Back in the early days of Sola Panel, I wrote a post about the fad of Christians supporting the fair trade coffee movement, in which I basically suggested that while the sentiment of wanting to help poor third-world coffee growers was noble, trying to do it by a centralized price-fixing mechanism would probably do more harm than good.
There was, as you might imagine, a pretty lively debate in the comments, and Sandy was one of the Sola Panelists who politely begged to differ with my perspective. (And he was indeed polite.)
Now flash forward: if you were Sandy, and you happened to come across some evidence that cast significant doubt on the effectiveness of the fair trade movement, what would you do? Ignore it? Bury it? Or email it to the guy who you were disagreeing with and say, “Maybe you were right all along”?
Needless to say, being the kind of man he is, Sandy did the latter. He sent me this link, which argues that the fair trade movement is a well-meaning failure.
Now I am not nearly as godly as Sandy, which is obvious by the subtle ‘I told you so’ manner that has already begun to creep into this post.
But I have often reflected back on that first post, and one or two similar posts since, and wondered whether I managed to communicate what I was trying to say.
I think it was this: biblically-driven agreement about desirable ends or goals in our world does not entail agreement about means, methods and proximate goals. Christians should expect to agree about the former, but extend freedom to one another in differing about the latter, because means, methods and strategies are complex, difficult, and largely a matter of situational wisdom.

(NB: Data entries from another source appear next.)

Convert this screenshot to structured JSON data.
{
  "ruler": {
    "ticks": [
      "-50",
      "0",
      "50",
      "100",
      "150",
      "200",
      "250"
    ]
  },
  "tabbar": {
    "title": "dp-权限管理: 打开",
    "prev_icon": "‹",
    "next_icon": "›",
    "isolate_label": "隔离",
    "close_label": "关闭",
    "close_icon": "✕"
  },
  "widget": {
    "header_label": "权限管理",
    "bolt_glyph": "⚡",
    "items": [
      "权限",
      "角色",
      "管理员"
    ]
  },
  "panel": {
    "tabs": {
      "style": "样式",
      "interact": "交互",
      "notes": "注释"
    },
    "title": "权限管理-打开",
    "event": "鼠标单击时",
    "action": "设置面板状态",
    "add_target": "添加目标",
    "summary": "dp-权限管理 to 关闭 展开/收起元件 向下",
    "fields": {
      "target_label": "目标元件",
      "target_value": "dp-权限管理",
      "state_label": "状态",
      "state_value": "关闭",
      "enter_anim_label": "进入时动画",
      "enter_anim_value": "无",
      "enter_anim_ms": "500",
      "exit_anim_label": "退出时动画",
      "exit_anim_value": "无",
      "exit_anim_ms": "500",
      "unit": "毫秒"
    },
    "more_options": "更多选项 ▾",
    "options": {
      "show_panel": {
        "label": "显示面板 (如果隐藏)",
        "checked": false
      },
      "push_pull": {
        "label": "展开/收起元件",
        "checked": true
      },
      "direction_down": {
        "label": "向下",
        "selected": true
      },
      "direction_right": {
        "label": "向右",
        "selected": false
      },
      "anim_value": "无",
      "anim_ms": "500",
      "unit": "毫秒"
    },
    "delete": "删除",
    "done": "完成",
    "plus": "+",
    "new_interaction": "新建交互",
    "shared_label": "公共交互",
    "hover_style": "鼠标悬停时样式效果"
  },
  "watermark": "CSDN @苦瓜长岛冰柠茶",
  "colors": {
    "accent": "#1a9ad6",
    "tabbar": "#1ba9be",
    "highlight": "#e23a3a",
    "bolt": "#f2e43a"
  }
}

Thus, we might all want the best for third-world farmers, but differ on how to go about this (for practical and wisdom reasons). We also may want the best for indigenous health and welfare, the best for the global environment, the best for refugees, the best for educating our children, and so on. But we may very well disagree on the best means of getting there.
Generally speaking, the kinds of solutions offered to these various secular problems will fall into two camps: a collectivist, centralizing, bigger-government solution, or an individualist, market-based, smaller-government solution (usually labelled as left-leaning and right-leaning respectively). So the fair trade movement is a left-leaning response to the problem of third-world farmers; a right-leaning response might be to offer micro-credit loans to allow the farmers to diversify into what the market has decided are more lucrative crops. Likewise, a left-leaning response to education is for the government to run it, and to organize our tax system accordingly; a right-leaning response is for individuals and private corporations to take more responsibility for education, and to structure the tax system accordingly.

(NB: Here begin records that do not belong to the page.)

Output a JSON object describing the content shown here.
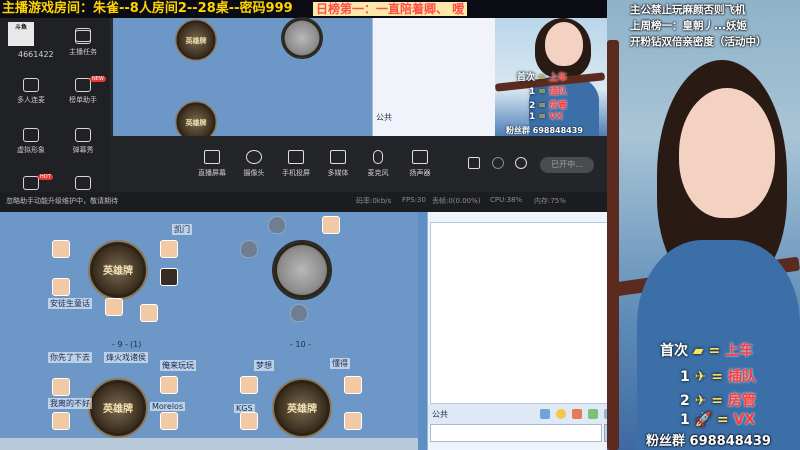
{
  "banner": {
    "text": "主播游戏房间：朱雀--8人房间2--28桌--密码999",
    "highlight": "日榜第一：一直陪着卿、 嗳"
  },
  "streamer_panel": {
    "logo_text": "斗鱼",
    "user_id": "4661422",
    "sidebar": [
      {
        "label": "",
        "icon": "home-icon"
      },
      {
        "label": "主播任务",
        "icon": "task-icon"
      },
      {
        "label": "多人连麦",
        "icon": "multi-link-icon"
      },
      {
        "label": "榜单助手",
        "icon": "rank-helper-icon",
        "badge": "NEW"
      },
      {
        "label": "虚拟形象",
        "icon": "avatar-icon"
      },
      {
        "label": "弹幕秀",
        "icon": "danmu-icon"
      },
      {
        "label": "",
        "icon": "gift-icon",
        "badge": "HOT"
      },
      {
        "label": "",
        "icon": "fire-icon"
      }
    ],
    "tools": [
      {
        "label": "直播屏幕",
        "icon": "screen-icon"
      },
      {
        "label": "摄像头",
        "icon": "camera-icon"
      },
      {
        "label": "手机投屏",
        "icon": "phone-cast-icon"
      },
      {
        "label": "多媒体",
        "icon": "media-icon"
      },
      {
        "label": "麦克风",
        "icon": "mic-icon"
      },
      {
        "label": "扬声器",
        "icon": "speaker-icon"
      }
    ],
    "start_button": "已开中...",
    "status_notice": "忽略助手动能升级维护中，敬请期待",
    "stats": [
      "码率:0kb/s",
      "FPS:30",
      "丢帧:0(0.00%)",
      "CPU:38%",
      "内存:75%"
    ]
  },
  "board": {
    "tables": [
      {
        "name": "英雄牌"
      },
      {
        "name": "英雄牌"
      },
      {
        "name": "英雄牌"
      },
      {
        "name": "英雄牌"
      },
      {
        "name": "英雄牌"
      }
    ],
    "table_numbers": [
      "- 9 -",
      "(1)",
      "- 10 -"
    ],
    "players": [
      "安徒生童话",
      "凯门",
      "你先了下去",
      "烽火戏诸侯",
      "俺来玩玩",
      "懂得",
      "我离的不好",
      "Morelos",
      "梦想",
      "KGS"
    ]
  },
  "chat": {
    "channel_label": "公共"
  },
  "overlay": {
    "notice_lines": [
      "主公禁止玩麻颜否则飞机",
      "上周榜一：皇朝丿...妖姬",
      "开粉钻双倍亲密度（活动中）"
    ],
    "ranks": [
      {
        "pos": "首次",
        "val": "上车"
      },
      {
        "pos": "1",
        "val": "插队"
      },
      {
        "pos": "2",
        "val": "房管"
      },
      {
        "pos": "1",
        "val": "VX"
      }
    ],
    "fan_qq": "粉丝群 698848439"
  }
}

Both left-leaning and right-leaning approaches have things going for them, and express truths about the human condition; both have weaknesses and can lead to harm and even disaster. And we usually favour one approach or the other more out of family background, educational culture and social peer pressure than out of a deeply thought-out analysis of the issues.
Now my point is not that we should adopt one approach over the other—in fact, we may find that one sort of approach works better for some issues, and the other approach for other issues (e.g. even the most right-leaning person would normally agree that the defence of the nation ought to be handled by the the state).
No, my real point is Christian freedom. We need to extend to one another the liberty to make these pragmatic judgements as best we can. This means that we should not declare the ‘Christian’ position to be pro-fair trade, or pro-private education, or pro-unionized labour, or pro-anything that is a pragmatic matter of left-leaning vs. right-leaning. We shouldn’t tie our views on these matters to the gospel, to our churches, or to our preaching, as if to believe the gospel or be part of our church means that you should support fair trade or any other particular cause or policy.
And as for the higher moral ground—let us leave it occupied by Christ.